Update on MyFiles work, 9 April

Maintenance badge

[09 April 2014]

Over the past three weeks we have seen significant issues affecting the Student and Staff “MyFiles” Services. This has led to periods when the service was unavailable as work took place to recover the service and, in the case of the Staff MyFiles, reconfigure the data structure to make it perform correctly.

Background

Between 14 and 20 March there were problems which affected both the staff and student MyFiles services, and full recovery took until 27 March. Information on these problems is in the attached document MyFiles Services Incidents, 14-26 March 2014 (UoB only).

In order to carry out the recovery, we put in place new filestore components but we made clear these are not long-term solutions. We have identified work that needs to be carried out over the next few weeks to increase performance, resilience and reliability.

Recent issues

On Sunday 30 March and again in the early morning of 3 April we saw a disruption to the staff MyFiles service when hardware on some elements of the new filestore failed. The staff MyFiles service became unavailable for some users for short periods. The disc controller at fault was restarted on both occasions and access restored. The supplier has since identified that they made an error with a factory setting.

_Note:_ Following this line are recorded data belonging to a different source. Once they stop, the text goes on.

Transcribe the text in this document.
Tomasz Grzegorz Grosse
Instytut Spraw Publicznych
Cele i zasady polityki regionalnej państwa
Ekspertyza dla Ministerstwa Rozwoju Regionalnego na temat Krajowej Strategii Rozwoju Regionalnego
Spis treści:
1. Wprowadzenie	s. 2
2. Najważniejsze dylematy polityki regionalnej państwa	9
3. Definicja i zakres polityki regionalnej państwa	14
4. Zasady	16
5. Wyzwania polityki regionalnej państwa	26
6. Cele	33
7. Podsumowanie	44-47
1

The student MyFiles service encountered a further problem on 2 April when under heavy load, and we had to take emergency action and take the service down at short notice to avoid damage to data. A limited service was quickly put in place which gave students access to a subset of their files while the main disk volume was repaired. The full service was made available on the evening of 3 April.

On the morning of 8 April, many staff reported problems with access to MyFiles. The cause of this was a problem with network Domain Name Systems (DNS) and not with storage-MyFiles.

Next steps

We have additional hardware resources on order, arriving later this week and next. Using this, we will be able to divide up the Student MyFiles data volume and move the already sub-divided chunks of Staff MyFiles data to better provisioned volumes, which operate with better performance. This will mean the data is more manageable i.e. we can run normal nightly checks and de-duplication activity and be confident these will run to completion, increasing reliability. There are no single system points of failure, but the amount of data we are restructuring (100TB or so) means that work is by necessity not immediately able to be completed.

We estimate that the work will take a few weeks and until this is complete the risk of further “go-slows” must be considered a possibility and there may need to be some planned maintenance / downtime. Once this work is completed any service risks should reduce very considerably; if problems were encountered a much smaller cohort of staff or students would be affected at any one time.

Longer term

Work will not stop there. We have commissioned a storage consultant to assist us with the longer term plan. They are already with us and taking a current picture of all our file storage, departmental and personal - they will work with us to look at options for the future and make further recommendations over the coming days. This will take weeks to consider and months to implement- but will mean that we reduce the risk of future incidents of this nature as far as possible as well as giving us improved storage for all services.

Changes to Filestore management

There are two significant strands that will be implemented for future management of the service

  1. We will have in place advertised periods of maintenance to the Filestore service. The details of this have not been finalised but may include periods where the service may be unavailable or read only for a time for essential maintenance work.
  2. We will implement and promote clear guidelines on what data can be stored in Filestore locations, this includes use of Central Filestore, Google Drive and the Research Data Storage Facility. We will impose a quota on the amount of data that can be stored in each area, where that is not already in place. We will assist and guide staff to store data in the most appropriate locations.

Advice to staff

  • Please review your data and ensure that only appropriate data is stored in MyFiles - work related documentation for your use (but not research data).
  • Investigate other storage services available and feel free to use them or request access - see the webpage for information: http://www.bristol.ac.uk/it-services/applications/whichfilestore.html
  • If you require support for any work necessary, or think you may have a problem with your data in MyFiles, please contact the IT Service Desk.